State Comptroller Thomas DiNapoli has approved the remaining $121 million in payments for outstanding invoices on the SolarCity construction project at Riverbend, helping to avoid a second round of temporary layoffs after an embarrassing snafu earlier in the year caused a payroll crunch.

The funds will cover the remainder of a larger $154 million in vendor bills from mid-February through mid-May that hadn’t been paid on the massive $900 million project in South Buffalo. That had threatened to wreak havoc on the contractors, especially smaller firms that couldn’t afford to float their workers’ salaries any longer without being reimbursed.

The state made good on the first $33 million earlier this week, amid significant pressure to avert a repeat of what happened four months ago, when as many as 200 union workers were briefly furloughed because of the backlog.

The newest payments to construction manager LPCiminelli, and then to its subcontractors, still have to flow through a circuitous path through two state entities before getting to the companies. But DiNapoli’s approval was the last procedural hurdle, after the money was already authorized by the State Legislature, green-lighted by the state Public Authorities Control Board, and approved by a Manhattan attorney that Gov. Andrew M. Cuomo hired to monitor project funding in the midst of a federal probe.

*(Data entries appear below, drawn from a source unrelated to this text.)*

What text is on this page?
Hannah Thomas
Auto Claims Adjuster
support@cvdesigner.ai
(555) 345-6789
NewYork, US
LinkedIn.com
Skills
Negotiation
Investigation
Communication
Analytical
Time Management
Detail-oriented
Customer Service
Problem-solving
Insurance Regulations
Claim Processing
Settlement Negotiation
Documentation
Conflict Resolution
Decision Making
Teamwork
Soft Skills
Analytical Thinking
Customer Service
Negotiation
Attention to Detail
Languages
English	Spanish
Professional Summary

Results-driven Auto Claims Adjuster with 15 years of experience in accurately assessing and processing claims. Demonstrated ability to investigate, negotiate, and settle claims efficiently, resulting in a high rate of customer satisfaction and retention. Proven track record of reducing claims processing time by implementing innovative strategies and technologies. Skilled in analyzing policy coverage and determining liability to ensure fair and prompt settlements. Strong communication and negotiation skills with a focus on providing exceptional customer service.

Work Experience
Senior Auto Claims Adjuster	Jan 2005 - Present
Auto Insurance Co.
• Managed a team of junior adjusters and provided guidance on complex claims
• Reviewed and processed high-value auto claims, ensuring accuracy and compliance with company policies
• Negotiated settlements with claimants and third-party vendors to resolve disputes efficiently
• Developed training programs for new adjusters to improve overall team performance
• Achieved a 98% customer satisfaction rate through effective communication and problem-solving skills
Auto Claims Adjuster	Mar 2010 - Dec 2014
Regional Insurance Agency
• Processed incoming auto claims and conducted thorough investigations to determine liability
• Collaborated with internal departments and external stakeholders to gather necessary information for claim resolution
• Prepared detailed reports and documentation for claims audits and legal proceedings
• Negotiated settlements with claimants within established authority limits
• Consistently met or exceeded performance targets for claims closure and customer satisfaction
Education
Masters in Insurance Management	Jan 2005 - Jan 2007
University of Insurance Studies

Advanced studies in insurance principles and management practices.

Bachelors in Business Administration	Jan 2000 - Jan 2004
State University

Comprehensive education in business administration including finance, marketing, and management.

The enormous facility being constructed on 88 acres is Cuomo’s signature economic development project within his Buffalo Billion initiative. The state is spending $750 million, with SolarCity kicking in another $150 million, to construct the largest solar-panel manufacturing facility in North America, with 1.2 million square feet of space filled with sophisticated equipment. SolarCity, which says it will spend $5 billion over the next 10 years on capital, operations and supply chain, has pledged to create 1,450 jobs, with a minimum of 500 at the plant itself and another 950 in various other jobs in the area. And it has projected an additional 1,500 spinoff or support jobs as a result of the new plant.

Construction of the facility itself is nearing completion, with officials hoping to start installing equipment this summer. The California-based company is expecting to open and begin operations by the end of 2017.